ひだまりカフェ通信 第2号 平成30年6月1日

短歌編第1回 恋の歌2首


観覧車回れよ回れ
 思ひ出は君には一日(ひとひ)我には一生(ひとよ)
 栗木京子(昭和59)

 狭い空間の中に若い二人が向かい合って座っている。二人の距離は友達以上恋人未満というところか。男にとって今日一日の思い出だが、女である私にとっては一生の思い出になるかもしれないのに。この歌が長く歌いつづけられてきたということは、ある程度皆が同じように思う普遍性を持っているからかもしれない。

たとへば君ガサッと落葉すくふやうに
 私をさらって行ってはくれぬか
 河野裕子(昭和47)

 大胆な描写である。女性の方から「さらってくれ」と呼びかけられたら大抵の男はたじたじになるであろう。
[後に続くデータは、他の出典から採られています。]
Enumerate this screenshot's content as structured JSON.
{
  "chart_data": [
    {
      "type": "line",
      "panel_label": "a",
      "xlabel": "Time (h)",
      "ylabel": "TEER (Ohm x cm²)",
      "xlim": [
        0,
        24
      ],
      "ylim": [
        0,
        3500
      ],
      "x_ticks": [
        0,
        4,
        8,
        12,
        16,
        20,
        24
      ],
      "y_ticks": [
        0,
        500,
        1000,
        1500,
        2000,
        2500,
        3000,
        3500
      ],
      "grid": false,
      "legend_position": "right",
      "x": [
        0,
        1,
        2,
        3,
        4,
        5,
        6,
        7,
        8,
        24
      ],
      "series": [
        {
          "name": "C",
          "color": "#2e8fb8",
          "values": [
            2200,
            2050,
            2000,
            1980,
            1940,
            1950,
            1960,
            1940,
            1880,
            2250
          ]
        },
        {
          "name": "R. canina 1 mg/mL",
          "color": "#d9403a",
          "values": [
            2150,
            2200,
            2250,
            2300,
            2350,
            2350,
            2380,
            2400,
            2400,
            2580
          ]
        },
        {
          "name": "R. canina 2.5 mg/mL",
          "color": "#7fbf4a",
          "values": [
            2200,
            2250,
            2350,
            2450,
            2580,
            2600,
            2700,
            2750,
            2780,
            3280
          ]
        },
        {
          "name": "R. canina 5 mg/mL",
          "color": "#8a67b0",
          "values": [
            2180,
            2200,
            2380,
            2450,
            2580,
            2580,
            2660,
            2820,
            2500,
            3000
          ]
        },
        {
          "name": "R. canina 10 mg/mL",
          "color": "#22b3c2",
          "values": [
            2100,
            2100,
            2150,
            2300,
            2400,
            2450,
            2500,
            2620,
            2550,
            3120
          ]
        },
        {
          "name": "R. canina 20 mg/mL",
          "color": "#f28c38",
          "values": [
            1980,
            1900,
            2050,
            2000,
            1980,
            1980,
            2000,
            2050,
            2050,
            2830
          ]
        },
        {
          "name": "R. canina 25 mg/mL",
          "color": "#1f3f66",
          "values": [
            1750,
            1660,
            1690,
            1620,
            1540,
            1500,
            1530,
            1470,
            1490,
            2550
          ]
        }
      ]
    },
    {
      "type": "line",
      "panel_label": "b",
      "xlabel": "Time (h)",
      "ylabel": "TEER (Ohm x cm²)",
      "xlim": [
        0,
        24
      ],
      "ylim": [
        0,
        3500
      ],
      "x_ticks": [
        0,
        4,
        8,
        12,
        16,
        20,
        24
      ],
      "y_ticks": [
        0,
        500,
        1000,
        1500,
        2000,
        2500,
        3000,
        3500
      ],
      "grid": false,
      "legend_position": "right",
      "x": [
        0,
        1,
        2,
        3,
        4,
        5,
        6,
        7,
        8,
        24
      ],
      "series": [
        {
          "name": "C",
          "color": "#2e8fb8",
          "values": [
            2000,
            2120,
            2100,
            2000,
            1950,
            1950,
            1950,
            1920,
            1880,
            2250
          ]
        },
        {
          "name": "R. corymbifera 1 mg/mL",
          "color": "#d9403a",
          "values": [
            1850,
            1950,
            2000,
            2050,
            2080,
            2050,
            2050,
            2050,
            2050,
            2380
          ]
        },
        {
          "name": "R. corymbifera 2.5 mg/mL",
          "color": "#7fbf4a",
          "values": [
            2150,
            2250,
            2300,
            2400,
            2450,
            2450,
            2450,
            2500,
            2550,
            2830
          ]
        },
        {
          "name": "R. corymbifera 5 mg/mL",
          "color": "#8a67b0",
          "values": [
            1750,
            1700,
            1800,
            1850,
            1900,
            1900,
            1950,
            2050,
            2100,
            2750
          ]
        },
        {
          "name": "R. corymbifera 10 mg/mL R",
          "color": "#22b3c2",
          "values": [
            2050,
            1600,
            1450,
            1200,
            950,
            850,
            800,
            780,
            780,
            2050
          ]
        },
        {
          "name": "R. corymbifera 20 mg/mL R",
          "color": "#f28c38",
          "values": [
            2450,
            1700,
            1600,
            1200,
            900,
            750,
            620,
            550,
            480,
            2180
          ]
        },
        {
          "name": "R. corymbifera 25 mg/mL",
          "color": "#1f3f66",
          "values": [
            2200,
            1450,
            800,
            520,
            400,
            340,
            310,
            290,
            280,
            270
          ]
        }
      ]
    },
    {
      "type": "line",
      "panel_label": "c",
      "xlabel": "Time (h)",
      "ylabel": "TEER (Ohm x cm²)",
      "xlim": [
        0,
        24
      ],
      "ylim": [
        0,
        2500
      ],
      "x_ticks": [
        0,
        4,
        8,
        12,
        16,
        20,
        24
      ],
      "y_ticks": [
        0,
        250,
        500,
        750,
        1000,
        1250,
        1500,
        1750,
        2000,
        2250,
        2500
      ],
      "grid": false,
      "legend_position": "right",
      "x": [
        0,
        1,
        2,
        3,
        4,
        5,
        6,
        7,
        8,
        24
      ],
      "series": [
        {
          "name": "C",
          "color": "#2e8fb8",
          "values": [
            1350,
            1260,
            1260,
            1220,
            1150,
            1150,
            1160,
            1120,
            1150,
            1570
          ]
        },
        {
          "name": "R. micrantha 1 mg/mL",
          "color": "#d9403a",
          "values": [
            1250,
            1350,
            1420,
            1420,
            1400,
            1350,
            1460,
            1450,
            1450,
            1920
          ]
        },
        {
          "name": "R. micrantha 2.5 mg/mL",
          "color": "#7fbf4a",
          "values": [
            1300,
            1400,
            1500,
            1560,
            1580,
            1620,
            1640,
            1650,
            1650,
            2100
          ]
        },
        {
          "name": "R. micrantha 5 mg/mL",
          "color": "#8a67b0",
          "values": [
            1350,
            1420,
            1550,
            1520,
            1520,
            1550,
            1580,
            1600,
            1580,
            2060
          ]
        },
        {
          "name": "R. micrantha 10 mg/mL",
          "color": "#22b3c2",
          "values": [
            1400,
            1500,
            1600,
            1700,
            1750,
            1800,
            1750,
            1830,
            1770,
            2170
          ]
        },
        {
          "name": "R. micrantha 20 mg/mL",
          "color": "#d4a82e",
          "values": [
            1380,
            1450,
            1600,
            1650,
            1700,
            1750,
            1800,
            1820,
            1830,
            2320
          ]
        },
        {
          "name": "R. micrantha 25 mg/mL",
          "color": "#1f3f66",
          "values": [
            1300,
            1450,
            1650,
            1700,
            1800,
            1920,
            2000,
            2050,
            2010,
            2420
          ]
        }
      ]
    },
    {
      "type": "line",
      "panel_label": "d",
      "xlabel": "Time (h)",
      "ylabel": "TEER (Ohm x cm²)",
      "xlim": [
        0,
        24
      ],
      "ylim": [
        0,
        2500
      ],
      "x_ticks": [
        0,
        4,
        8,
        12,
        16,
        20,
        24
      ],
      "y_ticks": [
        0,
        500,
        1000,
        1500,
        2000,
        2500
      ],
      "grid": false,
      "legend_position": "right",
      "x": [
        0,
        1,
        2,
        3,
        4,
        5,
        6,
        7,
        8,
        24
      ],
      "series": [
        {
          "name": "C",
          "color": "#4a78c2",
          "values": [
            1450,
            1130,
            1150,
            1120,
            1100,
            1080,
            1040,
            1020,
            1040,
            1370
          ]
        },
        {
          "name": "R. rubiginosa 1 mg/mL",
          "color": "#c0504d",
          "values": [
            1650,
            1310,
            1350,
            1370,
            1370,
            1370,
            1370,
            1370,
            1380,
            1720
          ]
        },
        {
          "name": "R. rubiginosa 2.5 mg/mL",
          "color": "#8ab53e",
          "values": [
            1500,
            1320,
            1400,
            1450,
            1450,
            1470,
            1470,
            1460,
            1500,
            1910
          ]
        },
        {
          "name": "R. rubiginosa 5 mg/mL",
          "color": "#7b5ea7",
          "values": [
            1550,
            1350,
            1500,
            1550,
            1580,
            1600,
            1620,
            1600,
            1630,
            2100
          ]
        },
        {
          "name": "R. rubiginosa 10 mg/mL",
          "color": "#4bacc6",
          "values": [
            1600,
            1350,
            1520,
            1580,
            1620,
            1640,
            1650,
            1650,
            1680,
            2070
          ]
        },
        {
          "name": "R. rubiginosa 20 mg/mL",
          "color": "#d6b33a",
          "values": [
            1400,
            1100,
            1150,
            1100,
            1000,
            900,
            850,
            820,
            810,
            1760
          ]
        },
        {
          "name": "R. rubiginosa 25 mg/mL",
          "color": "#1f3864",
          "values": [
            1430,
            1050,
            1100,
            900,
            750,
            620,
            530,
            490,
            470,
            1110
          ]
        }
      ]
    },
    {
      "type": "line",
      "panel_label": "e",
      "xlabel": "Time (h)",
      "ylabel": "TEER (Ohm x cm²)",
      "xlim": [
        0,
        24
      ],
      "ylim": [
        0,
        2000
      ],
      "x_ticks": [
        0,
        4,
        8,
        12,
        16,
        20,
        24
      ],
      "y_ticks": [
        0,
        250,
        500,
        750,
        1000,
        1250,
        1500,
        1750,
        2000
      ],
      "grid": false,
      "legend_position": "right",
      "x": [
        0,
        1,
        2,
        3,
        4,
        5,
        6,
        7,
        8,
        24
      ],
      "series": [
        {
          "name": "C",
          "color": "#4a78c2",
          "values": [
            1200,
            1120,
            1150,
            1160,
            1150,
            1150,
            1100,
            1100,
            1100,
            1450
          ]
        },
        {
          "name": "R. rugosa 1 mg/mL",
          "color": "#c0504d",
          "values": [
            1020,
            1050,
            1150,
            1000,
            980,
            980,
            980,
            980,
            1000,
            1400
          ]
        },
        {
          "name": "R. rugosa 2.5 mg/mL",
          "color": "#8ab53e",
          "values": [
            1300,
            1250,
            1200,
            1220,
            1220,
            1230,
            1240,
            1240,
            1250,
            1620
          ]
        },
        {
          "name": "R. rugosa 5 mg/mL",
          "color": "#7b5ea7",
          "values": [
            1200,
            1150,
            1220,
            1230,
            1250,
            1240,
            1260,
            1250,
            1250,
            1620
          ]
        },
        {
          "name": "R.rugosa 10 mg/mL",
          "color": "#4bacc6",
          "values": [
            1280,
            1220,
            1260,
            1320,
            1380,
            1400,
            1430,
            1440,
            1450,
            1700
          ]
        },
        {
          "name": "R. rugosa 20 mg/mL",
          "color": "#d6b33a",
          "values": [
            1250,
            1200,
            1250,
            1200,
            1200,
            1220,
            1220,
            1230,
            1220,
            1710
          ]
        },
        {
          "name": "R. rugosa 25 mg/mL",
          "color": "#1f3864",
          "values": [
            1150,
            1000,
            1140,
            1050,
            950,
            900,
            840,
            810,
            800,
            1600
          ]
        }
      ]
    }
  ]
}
それを堂々と詠んだところに斬新さを感じる。「たとえば~やうに」という比喩表現を冒頭にもってきたところも意外性がありドキッとさせられる。「ガサッと」という擬音語の用法も荒っぽくてもいいからという女性のエロチシズムさえ感じられる。作者をさらったのは同じ歌人の永田和宏であったが、後に、神は河野裕子を永遠に天にさらっていってしまった。